Menyoal "tawassuth" NU di tengah ancaman disintegrasi

id NU, bendera NU, M Irfan Ilmie

 Menyoal "tawassuth" NU di tengah ancaman disintegrasi

M Irfan Ilmie (istimewa)

Jika seseorang dengan tingkah-polah politiknya yang mengindikasikan dapat menimbulkan perpecahan, maka NU tidak boleh membela mati-matian, sekalipun dengan dalih demi melestarikan keberagaman.
          Pemilihan umum baru akan berlangsung dua tahun mendatang, namun eskalasi politik nasional sudah mulai terlihat sejak setahun yang lalu menjelang penetapan pasangan calon untuk pemilihan kepala daerah yang berlangsung secara serentak pada 15 Februari 2017 yang tinggal beberapa hari lagi.

         Meskipun pilkada serentak digelar di 101 daerah di Indonesia, baik tingkat kabupaten/kota maupun provinsi, memanasnya suhu politik dirasakan hampir di semua daerah di seluruh Tanah Air.

         Memanasnya suhu politik itu juga karena Daerah Khusus Ibu Kota Jakarta merupakan salah satu daerah yang menggelar pilkada tersebut.

         Memang hak pilih warga Ibu Kota yang hanya pada kisaran angka 7 jutaan bukan faktor dominan yang turut memanaskan suhu politik nasional.
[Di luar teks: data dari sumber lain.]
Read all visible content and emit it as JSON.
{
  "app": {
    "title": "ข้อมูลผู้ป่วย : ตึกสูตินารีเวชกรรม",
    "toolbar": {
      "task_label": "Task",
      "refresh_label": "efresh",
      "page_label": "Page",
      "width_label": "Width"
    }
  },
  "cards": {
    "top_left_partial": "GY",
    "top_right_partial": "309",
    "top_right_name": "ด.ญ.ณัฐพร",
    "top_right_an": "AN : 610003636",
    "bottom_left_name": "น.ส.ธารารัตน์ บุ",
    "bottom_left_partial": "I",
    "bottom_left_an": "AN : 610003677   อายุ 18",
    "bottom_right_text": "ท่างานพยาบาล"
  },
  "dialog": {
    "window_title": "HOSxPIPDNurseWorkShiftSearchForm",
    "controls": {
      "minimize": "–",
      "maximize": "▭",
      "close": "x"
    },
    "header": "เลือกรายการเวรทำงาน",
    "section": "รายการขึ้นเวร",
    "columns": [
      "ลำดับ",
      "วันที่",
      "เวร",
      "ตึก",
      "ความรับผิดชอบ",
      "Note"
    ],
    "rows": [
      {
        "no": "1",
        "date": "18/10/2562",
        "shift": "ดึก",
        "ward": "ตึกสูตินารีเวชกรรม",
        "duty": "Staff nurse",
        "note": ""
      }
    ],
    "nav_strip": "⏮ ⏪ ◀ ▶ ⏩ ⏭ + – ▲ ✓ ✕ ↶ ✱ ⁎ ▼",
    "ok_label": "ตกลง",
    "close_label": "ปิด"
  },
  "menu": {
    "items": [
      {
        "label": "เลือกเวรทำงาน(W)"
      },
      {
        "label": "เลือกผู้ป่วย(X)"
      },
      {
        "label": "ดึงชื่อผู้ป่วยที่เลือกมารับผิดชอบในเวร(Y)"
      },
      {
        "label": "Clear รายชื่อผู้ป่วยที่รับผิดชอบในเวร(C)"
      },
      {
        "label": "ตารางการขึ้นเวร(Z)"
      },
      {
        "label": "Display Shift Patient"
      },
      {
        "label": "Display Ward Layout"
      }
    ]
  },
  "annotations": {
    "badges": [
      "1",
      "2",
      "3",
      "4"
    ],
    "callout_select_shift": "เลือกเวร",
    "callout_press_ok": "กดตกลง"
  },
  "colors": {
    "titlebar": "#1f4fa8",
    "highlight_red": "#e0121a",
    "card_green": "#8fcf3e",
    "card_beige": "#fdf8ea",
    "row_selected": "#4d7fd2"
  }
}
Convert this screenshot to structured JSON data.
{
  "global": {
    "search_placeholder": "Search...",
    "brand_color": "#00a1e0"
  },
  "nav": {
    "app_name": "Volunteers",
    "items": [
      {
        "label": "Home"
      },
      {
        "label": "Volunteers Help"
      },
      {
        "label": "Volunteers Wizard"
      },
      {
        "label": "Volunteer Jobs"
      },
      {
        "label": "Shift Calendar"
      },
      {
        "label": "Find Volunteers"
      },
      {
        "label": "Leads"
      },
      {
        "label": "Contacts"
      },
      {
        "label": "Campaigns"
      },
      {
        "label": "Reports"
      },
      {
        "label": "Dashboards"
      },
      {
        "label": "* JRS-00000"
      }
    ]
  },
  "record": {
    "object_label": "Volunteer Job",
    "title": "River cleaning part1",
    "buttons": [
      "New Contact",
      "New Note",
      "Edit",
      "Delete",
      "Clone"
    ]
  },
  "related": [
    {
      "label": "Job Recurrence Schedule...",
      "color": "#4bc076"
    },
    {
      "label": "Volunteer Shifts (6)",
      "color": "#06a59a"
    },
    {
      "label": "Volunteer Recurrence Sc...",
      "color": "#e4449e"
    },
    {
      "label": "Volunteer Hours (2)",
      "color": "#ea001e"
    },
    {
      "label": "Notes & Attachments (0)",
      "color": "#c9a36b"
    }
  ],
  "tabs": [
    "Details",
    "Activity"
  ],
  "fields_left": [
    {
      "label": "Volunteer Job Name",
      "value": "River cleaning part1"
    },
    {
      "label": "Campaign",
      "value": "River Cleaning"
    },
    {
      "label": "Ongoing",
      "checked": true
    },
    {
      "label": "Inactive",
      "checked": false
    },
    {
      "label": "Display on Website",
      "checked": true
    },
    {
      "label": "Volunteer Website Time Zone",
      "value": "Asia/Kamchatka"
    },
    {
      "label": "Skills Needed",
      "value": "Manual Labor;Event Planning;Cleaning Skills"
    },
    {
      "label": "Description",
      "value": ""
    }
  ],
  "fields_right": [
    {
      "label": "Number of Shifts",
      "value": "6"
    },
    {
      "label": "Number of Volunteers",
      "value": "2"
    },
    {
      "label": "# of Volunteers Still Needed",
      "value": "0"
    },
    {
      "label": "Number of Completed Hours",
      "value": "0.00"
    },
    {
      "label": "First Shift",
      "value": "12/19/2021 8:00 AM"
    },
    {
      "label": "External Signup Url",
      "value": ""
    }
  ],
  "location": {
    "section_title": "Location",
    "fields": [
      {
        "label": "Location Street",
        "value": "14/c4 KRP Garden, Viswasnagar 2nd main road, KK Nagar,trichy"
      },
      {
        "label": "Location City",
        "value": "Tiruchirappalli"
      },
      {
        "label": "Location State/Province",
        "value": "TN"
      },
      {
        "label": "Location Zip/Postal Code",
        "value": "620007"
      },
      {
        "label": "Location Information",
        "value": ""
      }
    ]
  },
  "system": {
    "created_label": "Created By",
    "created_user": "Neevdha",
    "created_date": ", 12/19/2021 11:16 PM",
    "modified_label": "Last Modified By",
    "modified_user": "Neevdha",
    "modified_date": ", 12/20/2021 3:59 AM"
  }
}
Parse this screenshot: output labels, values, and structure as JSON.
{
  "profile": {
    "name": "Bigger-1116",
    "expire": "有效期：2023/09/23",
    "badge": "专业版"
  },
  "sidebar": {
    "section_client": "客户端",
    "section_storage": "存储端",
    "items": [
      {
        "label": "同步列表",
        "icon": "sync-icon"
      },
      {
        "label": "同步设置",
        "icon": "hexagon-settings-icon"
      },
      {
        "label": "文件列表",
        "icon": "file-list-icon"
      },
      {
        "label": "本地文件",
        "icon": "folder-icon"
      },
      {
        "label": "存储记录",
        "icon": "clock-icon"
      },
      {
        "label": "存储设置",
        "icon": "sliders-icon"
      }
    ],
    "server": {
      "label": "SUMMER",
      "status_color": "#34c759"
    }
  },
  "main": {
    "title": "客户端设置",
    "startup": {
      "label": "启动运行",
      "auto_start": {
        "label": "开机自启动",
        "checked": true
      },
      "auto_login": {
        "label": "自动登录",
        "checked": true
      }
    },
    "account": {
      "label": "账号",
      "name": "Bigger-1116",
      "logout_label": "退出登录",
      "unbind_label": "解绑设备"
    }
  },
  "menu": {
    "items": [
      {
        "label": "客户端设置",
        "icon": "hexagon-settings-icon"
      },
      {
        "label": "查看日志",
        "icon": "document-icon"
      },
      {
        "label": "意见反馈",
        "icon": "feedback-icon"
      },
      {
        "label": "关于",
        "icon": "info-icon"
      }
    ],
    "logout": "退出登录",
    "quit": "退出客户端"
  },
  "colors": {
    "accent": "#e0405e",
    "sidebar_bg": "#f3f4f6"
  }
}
Namun Jakarta yang menjadi barometer perpolitikan nasional sekaligus miniatur bangsa menjadi perhatian utama sehingga 100 daerah lain yang sama-sama menggelar pilkada hampir-hampir luput dari perhatian.

         Mulai dari fenomena dugaan penistaan agama yang mengharuskan Gubernur nonaktif DKI Jakarta sekaligus salah satu kandidat gubernur mendatang, Basuki Tjahaja Purnama alias Ahok, berurusan dengan lembaga peradilan, hingga ancaman disintegrasi bangsa turut mewarnai situasi politik yang mulai memanas ini.

         Sebagian pengamat menilai bahwa Pilkada DKI Jakarta menjadi ajang pemanasan Pemilu Presiden 2019 yang iklimnya diperkirakan jauh lebih panas dibandingkan dengan ajang yang sama tiga tahun lalu.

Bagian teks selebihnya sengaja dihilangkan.